Collaboration "2.0" is not about technology. As mentioned in a previous post, it is about people. This naturally leads to culture and leadership as key components of effective collaboration. One of the biggest challenges to collaboration is "non-collaborative" leadership. We've all experienced it: leaders who may verbally encourage openness and participation, but who nonetheless feel compelled to guide and bound the process, afraid that it will lead off into non-strategic areas or "obvious" -ends without their active input. Talk about a wet blanket!
Why is such behavior so prevalent? While there are many reasons, I believe one of the primary causes is the FEAR OF FAILURE. Who wants to work on a project that gets cancelled? Who wants to include in their monthly report to executive management that 2 of their 4 projects are being shut down? These questions reveal a fundamental misunderstanding of the VALUE OF FAILURE: namely the ability for organizations to LEARN. A truly abject failure is not a project or idea that does not meet goals, but one in which there is no corporate learning. Instead of asking "Why did the project not meet expectations", a better question is "What have we learned and how are we going to leverage that knowledge to create value?"
A culture that values failure, is a culture that values experimentation (the two go hand in hand). Tom Peters writes on this in his 1997 book The Circle of Innovation. He quotes Michael Schrange: "...specification-driven companies require that every 'i' be dotted and every 't' be crossed before anything can be shown to the next level of management. Prototype-driven companies, by contrast, love to...PLAY. They are open to new ideas. They cherish quick-and-dirty tests and experiments. Free-flowing exchange around rough s is the norm. It's not that sloppy work is encouraged or tolerated; it's just that hasty experiments to gather some real data are 'the way we do business around here.'" (pg 97 hardback). (For those familiar with current-day Agile development methodologies, the similarities should be obvious.)

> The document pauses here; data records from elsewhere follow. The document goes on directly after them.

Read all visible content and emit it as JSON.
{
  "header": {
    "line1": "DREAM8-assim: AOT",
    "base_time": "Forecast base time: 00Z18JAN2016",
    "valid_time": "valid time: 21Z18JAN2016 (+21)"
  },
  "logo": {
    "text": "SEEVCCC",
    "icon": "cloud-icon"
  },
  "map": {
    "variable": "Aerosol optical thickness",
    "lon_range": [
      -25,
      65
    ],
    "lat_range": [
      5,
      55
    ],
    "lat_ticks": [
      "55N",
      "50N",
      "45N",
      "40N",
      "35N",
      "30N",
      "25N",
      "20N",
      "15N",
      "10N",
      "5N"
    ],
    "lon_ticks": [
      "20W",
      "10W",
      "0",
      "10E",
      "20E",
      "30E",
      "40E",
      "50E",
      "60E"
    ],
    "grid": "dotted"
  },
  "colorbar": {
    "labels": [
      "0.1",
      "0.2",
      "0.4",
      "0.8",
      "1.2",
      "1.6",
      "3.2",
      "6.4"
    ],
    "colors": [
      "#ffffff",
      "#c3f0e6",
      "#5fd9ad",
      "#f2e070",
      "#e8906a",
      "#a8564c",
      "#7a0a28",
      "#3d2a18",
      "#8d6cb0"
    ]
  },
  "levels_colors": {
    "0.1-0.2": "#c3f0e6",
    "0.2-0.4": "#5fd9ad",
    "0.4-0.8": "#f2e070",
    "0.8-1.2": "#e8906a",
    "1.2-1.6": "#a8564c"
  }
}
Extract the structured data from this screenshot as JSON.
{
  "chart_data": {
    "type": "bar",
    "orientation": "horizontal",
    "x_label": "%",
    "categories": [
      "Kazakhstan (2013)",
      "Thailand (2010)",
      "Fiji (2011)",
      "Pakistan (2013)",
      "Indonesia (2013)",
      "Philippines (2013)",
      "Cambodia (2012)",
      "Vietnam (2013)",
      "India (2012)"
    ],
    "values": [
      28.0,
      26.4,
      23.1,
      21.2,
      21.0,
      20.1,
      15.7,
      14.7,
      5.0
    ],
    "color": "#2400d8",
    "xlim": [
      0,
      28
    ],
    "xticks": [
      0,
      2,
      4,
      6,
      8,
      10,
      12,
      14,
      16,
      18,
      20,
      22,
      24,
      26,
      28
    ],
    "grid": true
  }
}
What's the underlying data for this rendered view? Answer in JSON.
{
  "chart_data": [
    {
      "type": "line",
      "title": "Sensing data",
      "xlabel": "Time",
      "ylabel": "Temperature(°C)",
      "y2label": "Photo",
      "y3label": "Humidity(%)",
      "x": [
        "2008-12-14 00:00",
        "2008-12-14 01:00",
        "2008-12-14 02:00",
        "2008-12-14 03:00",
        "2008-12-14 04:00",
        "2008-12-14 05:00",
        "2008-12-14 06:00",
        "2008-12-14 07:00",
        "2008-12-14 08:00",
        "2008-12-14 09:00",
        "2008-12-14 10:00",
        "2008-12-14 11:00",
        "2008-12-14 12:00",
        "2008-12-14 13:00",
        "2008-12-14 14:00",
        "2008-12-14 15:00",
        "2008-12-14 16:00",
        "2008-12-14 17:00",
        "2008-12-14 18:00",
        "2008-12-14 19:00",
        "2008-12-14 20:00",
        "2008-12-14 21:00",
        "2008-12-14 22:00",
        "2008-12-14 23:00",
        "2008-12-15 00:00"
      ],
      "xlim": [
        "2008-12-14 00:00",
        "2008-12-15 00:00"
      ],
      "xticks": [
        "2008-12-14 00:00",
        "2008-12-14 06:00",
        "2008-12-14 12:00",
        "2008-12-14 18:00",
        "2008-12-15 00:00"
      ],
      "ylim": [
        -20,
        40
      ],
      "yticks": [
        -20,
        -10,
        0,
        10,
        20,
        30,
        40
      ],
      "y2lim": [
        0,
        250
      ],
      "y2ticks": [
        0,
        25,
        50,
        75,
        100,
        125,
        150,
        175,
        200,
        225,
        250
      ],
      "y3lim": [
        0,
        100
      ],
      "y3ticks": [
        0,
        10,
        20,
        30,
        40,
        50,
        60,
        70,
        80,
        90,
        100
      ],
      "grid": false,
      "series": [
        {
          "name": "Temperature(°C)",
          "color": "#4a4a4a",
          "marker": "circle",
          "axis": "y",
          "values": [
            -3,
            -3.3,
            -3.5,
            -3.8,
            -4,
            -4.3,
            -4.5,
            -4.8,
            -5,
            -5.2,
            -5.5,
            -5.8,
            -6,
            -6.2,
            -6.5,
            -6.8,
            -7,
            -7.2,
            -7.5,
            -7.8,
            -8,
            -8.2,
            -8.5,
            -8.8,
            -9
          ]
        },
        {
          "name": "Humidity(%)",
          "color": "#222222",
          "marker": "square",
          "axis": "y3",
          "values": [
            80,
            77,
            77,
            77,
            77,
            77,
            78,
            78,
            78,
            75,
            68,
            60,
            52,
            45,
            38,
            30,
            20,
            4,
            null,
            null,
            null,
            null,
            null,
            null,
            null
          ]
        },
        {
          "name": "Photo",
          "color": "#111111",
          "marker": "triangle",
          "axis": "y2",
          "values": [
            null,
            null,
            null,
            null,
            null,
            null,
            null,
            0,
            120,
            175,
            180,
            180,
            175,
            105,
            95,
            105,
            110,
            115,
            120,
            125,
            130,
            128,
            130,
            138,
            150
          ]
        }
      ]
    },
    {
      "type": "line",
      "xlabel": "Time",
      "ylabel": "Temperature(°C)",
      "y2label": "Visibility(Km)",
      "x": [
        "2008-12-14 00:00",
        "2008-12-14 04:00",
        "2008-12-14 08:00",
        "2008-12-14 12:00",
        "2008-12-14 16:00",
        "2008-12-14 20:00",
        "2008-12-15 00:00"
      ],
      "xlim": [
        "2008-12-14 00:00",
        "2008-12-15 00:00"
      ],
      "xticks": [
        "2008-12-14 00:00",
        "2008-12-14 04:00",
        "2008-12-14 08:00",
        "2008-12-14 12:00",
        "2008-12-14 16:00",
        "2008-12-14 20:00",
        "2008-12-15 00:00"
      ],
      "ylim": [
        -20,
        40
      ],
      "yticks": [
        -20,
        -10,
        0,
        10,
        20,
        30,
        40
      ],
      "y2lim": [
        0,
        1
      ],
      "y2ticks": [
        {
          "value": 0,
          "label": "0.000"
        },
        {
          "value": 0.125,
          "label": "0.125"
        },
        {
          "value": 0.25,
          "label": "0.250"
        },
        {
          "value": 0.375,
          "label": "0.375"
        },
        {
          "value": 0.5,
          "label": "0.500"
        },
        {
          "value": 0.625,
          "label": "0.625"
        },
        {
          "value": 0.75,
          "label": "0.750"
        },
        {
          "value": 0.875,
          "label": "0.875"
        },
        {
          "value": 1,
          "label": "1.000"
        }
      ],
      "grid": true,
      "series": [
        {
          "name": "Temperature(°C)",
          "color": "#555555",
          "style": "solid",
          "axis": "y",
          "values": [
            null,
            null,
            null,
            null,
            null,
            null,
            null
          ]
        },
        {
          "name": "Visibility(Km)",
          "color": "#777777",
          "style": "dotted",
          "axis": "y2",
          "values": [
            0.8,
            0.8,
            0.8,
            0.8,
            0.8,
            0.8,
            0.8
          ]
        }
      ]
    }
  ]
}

As a leader, the best thing you can do to encourage and develop a culture of collaboration is NOT to install some whizzy new software. The best thing you can do is to explore what prototyping and experimenting means in your organization. The best thing you can do is to praise failures and concentrate people on what was learned. The best thing you can do is to encourage diversity and opposition to established patterns. In such an environment, collaboration will not only begin to happen, it will thrive.